Ces arrestations ont été condamnées par les États-Unis, l'Union européenne et le Canada. Anthony Bliken, le secrétaire d'État américain, a déploré les"tactiques brutales" employées par la police contre des "manifestants pacifiques".

Le chef de la diplomatie de l'UE Josep Borrell, a "déploré les interpellations massives" et "l'usage disproportionné de la force" contre les manifestants et les journalistes. "Les gens doivent avoir la possibilité d'exercer le droit de manifester sans crainte de répressions", a-t-il déclaré sur Twitter.

Marc Garneau, le chef de la diplomatie canadienne, a lui aussi réagi: "Nous exhortons la Russie à libérer les personnes détenues, à respecter ses engagements internationaux et à protéger la liberté de la presse", a-t-il posté sur Twitter.
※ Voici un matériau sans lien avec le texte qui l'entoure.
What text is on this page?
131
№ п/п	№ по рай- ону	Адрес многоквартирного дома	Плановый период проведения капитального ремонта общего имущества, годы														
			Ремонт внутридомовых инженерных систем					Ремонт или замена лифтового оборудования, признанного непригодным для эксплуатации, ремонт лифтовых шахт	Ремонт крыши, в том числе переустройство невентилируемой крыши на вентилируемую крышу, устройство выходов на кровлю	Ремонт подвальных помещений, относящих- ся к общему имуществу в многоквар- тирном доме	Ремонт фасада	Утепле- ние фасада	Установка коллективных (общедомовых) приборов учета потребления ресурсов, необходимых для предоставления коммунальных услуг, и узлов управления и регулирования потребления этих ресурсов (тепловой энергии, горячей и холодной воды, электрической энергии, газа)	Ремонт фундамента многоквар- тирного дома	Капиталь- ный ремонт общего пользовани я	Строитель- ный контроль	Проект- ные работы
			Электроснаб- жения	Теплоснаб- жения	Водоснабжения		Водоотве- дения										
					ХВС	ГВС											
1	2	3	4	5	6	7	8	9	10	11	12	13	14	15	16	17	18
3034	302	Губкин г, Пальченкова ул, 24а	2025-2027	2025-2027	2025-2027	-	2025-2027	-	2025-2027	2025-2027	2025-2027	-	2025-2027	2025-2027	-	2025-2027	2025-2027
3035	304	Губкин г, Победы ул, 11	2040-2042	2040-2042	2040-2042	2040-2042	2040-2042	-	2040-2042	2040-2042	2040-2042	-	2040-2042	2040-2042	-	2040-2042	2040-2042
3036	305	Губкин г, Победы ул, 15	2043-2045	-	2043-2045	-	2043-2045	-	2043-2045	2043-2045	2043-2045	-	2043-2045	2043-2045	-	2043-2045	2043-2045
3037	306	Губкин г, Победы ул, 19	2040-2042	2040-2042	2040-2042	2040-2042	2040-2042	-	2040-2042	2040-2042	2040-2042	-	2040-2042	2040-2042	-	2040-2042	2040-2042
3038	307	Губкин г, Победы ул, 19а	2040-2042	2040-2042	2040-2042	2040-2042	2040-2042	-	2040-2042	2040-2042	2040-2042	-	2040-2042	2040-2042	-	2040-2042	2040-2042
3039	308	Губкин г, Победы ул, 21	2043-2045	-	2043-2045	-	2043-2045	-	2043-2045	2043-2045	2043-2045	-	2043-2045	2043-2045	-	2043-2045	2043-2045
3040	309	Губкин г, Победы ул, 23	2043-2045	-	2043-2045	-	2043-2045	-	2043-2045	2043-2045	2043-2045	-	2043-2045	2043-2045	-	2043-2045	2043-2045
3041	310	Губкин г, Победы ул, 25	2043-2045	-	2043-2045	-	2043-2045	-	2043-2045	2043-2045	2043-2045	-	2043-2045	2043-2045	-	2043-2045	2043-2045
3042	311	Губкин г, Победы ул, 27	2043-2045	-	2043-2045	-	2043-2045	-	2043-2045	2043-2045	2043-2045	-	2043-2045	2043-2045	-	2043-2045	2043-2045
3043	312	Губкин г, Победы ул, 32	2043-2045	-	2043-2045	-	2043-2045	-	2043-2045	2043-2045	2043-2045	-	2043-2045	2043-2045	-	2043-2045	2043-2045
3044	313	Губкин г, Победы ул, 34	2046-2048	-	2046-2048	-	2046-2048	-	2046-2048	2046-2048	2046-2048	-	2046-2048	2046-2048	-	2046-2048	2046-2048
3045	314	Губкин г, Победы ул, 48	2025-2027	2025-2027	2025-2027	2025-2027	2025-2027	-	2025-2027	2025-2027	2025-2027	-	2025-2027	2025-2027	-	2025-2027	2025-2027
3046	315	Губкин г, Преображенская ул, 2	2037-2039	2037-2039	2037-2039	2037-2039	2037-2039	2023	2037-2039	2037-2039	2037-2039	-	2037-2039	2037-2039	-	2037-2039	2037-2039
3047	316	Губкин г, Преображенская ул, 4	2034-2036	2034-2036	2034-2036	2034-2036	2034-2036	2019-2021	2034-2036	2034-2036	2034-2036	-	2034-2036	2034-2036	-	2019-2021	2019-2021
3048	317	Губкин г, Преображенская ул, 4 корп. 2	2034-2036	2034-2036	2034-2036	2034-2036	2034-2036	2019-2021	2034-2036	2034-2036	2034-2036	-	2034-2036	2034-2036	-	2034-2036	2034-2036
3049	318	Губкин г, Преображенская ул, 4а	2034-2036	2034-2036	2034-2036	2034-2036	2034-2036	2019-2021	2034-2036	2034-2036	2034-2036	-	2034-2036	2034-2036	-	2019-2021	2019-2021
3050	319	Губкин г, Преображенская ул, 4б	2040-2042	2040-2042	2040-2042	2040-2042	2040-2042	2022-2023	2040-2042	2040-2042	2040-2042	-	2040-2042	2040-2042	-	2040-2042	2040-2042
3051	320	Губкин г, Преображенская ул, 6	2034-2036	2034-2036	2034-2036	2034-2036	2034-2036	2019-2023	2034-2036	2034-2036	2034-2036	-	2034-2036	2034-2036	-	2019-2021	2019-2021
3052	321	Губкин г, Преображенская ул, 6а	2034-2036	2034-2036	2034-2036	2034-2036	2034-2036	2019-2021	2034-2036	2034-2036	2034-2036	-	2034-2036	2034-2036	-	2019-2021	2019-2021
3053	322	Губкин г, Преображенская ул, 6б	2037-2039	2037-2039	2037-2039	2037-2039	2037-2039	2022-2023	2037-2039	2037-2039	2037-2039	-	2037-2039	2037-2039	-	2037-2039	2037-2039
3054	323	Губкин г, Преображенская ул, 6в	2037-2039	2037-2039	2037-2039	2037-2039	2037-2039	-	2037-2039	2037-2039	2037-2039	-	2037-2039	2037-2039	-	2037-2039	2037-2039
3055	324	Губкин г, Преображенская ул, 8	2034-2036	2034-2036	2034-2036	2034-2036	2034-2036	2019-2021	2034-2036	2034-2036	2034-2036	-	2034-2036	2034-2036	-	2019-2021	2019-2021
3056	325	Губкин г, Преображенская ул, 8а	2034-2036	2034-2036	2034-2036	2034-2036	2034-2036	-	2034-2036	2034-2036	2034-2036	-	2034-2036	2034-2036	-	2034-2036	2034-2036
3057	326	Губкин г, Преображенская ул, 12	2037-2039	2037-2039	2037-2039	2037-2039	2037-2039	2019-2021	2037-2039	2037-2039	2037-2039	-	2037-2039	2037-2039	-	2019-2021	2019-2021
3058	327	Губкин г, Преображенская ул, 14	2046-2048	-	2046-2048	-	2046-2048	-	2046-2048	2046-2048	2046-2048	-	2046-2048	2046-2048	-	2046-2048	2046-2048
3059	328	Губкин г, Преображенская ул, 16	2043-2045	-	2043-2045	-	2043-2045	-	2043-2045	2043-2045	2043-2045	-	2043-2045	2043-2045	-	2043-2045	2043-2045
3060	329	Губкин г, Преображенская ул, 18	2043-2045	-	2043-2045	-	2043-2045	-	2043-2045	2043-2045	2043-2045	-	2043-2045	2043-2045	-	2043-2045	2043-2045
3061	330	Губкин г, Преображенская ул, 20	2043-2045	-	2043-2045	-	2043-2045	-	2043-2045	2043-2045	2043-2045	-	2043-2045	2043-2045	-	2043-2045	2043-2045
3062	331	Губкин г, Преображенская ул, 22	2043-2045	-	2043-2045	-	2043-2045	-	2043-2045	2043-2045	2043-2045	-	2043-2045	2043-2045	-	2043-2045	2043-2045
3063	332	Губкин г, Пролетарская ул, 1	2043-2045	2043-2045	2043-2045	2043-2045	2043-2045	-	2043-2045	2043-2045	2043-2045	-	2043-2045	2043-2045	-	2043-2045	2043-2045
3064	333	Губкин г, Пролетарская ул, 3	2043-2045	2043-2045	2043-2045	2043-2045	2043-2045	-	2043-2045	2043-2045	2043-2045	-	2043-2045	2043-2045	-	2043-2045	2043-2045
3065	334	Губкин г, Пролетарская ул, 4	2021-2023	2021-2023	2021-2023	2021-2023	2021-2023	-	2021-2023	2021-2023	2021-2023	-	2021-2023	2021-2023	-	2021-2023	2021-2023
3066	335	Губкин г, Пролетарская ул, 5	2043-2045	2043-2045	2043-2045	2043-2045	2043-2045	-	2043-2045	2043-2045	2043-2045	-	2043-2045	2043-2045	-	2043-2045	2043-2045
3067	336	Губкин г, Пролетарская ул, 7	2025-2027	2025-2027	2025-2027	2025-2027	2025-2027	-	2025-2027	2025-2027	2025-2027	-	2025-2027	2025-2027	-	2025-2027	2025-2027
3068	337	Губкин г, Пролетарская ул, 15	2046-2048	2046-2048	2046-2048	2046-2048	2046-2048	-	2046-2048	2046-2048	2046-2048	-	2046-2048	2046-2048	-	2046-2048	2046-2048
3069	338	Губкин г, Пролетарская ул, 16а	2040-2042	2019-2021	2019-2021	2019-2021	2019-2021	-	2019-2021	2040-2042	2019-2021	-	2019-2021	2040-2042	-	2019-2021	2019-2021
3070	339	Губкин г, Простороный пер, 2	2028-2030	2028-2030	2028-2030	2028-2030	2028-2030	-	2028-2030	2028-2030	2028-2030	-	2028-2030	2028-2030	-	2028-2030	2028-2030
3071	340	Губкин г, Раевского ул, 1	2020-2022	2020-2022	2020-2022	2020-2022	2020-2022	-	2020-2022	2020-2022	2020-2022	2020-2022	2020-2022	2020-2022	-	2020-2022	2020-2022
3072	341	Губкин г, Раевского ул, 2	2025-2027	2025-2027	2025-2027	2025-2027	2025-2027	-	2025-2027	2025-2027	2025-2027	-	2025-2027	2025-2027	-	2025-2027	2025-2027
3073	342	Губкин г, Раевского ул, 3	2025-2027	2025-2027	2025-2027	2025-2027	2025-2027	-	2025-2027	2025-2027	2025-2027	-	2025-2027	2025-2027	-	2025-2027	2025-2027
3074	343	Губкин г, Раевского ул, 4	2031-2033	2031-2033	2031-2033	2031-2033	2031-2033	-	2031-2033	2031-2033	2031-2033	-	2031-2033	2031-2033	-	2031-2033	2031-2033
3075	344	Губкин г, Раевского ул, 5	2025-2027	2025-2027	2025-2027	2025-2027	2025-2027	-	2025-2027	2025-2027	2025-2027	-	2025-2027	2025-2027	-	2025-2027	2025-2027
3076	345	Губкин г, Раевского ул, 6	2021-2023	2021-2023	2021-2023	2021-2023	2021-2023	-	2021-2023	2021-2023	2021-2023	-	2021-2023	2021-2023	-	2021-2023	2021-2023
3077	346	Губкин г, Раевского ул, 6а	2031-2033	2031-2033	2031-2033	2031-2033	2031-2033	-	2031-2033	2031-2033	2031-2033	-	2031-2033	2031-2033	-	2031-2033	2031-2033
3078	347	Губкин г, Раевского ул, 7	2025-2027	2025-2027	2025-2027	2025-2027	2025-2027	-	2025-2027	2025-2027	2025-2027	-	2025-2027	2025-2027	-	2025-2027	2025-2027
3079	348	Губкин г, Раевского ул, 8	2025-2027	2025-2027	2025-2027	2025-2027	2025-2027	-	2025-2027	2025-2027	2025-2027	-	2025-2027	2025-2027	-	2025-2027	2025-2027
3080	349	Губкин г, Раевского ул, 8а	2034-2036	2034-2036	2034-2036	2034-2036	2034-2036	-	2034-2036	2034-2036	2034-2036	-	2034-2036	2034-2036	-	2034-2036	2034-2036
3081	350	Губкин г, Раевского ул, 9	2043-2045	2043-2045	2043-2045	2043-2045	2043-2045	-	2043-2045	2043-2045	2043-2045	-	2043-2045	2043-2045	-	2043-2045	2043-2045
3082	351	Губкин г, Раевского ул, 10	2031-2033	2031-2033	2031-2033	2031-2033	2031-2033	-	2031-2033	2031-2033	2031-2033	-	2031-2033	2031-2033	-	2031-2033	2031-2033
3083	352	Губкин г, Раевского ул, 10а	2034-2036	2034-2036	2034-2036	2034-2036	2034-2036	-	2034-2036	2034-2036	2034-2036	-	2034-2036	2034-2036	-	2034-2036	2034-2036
Un palais à 100 milliards de roubles

Ces événements interviennent alors qu'Alexeï Navalny et ses proches ont décidé de contre-attaquer en vue du procès qui se tiendra bientôt. Le 19 janvier, peu de temps après son arrestation, son équipe a mis en ligne un documentaire accablant, long de deux heures.

Le palais sur les bords de la mer Noire présenté comme appartenant à Vladimir Poutine dans une vidéo diffusée par des proches de Navalny. ©AFP

Dans la vidéo, qui est le résultat de la plus grande enquête anti-corruption menée à ce jour par l'opposant, des images font la lumière sur ce qui est présenté comme "le plus grand secret de Poutine": un palais surplombant la mer Noire et dont la construction aurait coûté plus de 100 milliards de roubles (1,13 milliard d'euros). En deux jours seulement, la vidéo a été visionnée plus de 40 millions de fois sur YouTube.

Les détails de l'enquête révèlent que le bâtiment aurait été financé par des fonds clandestins d'oligarches russes, en échange de multiples faveurs. L'argent émanant d'entreprises d'État russes, il proviendrait techniquement des impôts. Le début du reportage appelait d'ailleurs les manifestants à descendre dans les rues...

De son côté, Vladimir Poutine a nié ces allégations: "Rien de ce qui y est montré comme étant mes biens ne m’appartient à moi ni à mes proches". Selon lui, l'opération n'est qu'une énième tentative pour "laver le cerveau des Russes".